# I'm glad my feelings mean so little to you.



## Jokerfest (Sep 25, 2012)

Thank you, now I truly see the kind of person you are. I let you stay at my house, I feed you, I care for your animals.
Yet just now as my rat is dieing you're disrespectful and laying on the floor laughing at god knows what.
I tell you to leave because he is literally dieing in my hands. Your response? "I have to check on my cat anyways.". Well 'friend' you just lost my friendship. I'm glad I found out sooner then later just how little you care about me.


----------



## Asiposea (Dec 16, 2016)

Nobody needs to deal with a 'friend' like that, especially with your loss tonight, sorry.


----------



## Rattielover965 (Apr 26, 2016)

Wow,that's horrible!Did the "friend " take his animals or are you keeping them?


----------



## Ratloved (Oct 4, 2015)

Sorry that someone is treating you like that, Jokerfest. I know it hurts when someone treats you like that, but it sounds like you are better off without them.


----------



## Jokerfest (Sep 25, 2012)

I offered to keep the animals here until she had somewhere for them and could care for them but she took them anyways. I dont plan to talk to her again. 
I'd known her for a while so it's really hurtful she'd act like that. She was totally aware of the whole situation and still acted like that. I'd of forgiven her if she'd apologized but she didn't.


----------



## Asteria (Jul 6, 2016)

Sounds like an inconsiderate a**hole, I hope you and your rat are okay.


----------



## moonkissed (Dec 26, 2011)

I'm sorry


----------



## CraftingDreams (Oct 24, 2017)

So sorry to hear that you went through that. Sometimes it takes jackwagons like that to give us a wake up call and tell us who are more deserving of our empathy and help. It never fails, and I think its a test of our endurance and strength, that when we help someone, it always comes back to bite us, sometimes in a very emotional and hard way. 

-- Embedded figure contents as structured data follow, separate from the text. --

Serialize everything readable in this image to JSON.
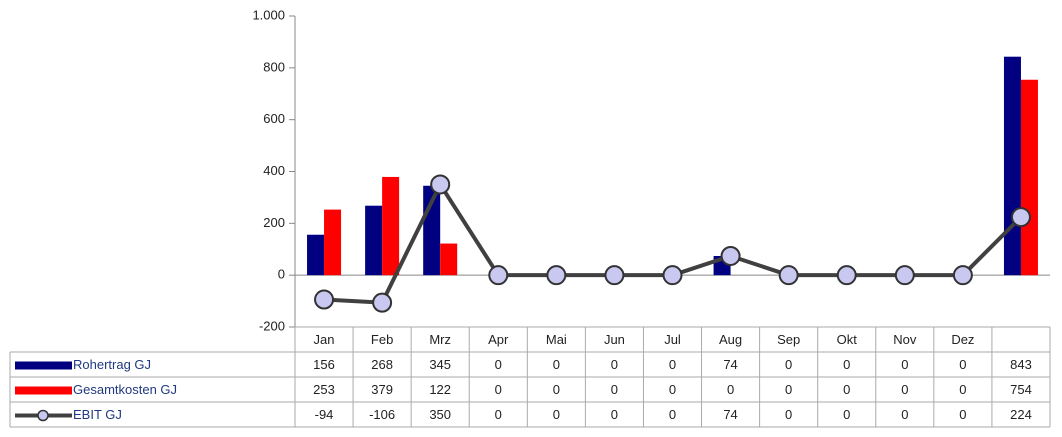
{
  "chart_data": {
    "type": "bar",
    "categories": [
      "Jan",
      "Feb",
      "Mrz",
      "Apr",
      "Mai",
      "Jun",
      "Jul",
      "Aug",
      "Sep",
      "Okt",
      "Nov",
      "Dez",
      null
    ],
    "series": [
      {
        "name": "Rohertrag GJ",
        "color": "#000080",
        "type": "bar",
        "values": [
          156,
          268,
          345,
          0,
          0,
          0,
          0,
          74,
          0,
          0,
          0,
          0,
          843
        ]
      },
      {
        "name": "Gesamtkosten GJ",
        "color": "#ff0000",
        "type": "bar",
        "values": [
          253,
          379,
          122,
          0,
          0,
          0,
          0,
          0,
          0,
          0,
          0,
          0,
          754
        ]
      },
      {
        "name": "EBIT GJ",
        "color": "#404040",
        "type": "line",
        "marker_color": "#c8c8f0",
        "values": [
          -94,
          -106,
          350,
          0,
          0,
          0,
          0,
          74,
          0,
          0,
          0,
          0,
          224
        ]
      }
    ],
    "ylim": [
      -200,
      1000
    ],
    "yticks": [
      -200,
      0,
      200,
      400,
      600,
      {
        "value": 800,
        "label": "800"
      },
      {
        "value": 1000,
        "label": "1.000"
      }
    ],
    "grid": false
  }
}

Ive seen the arse end of ungrateful and horrible people after Ive given everything I could, even taking from my own family (and they were willing) to help. Ive also been to the point I want nothing to do with helping people anymore.. but its just not in my nature to turn a blind eye.

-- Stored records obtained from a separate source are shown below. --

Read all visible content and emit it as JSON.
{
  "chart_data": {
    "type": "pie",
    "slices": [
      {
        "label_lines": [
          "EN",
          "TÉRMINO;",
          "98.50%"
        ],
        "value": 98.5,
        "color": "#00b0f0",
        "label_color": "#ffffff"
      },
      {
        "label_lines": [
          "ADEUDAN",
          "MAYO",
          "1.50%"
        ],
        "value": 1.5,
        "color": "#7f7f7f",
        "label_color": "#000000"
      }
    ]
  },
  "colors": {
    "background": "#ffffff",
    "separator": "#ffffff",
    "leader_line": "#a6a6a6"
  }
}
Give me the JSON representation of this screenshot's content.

Stay beautiful and true to yourself and never let someone like that keep you from helping when you can.. because there are those out there who are grateful for the help, and they shouldnt suffer due to a few bad apples.


----------



## remiharley+5 (Oct 24, 2017)

So sorry 

Sent from my E6653 using Tapatalk


----------



## rottengirl (Mar 16, 2016)

What a horrible human being! Glad they revealed their true colours to you so you can boot them out of your life!


----------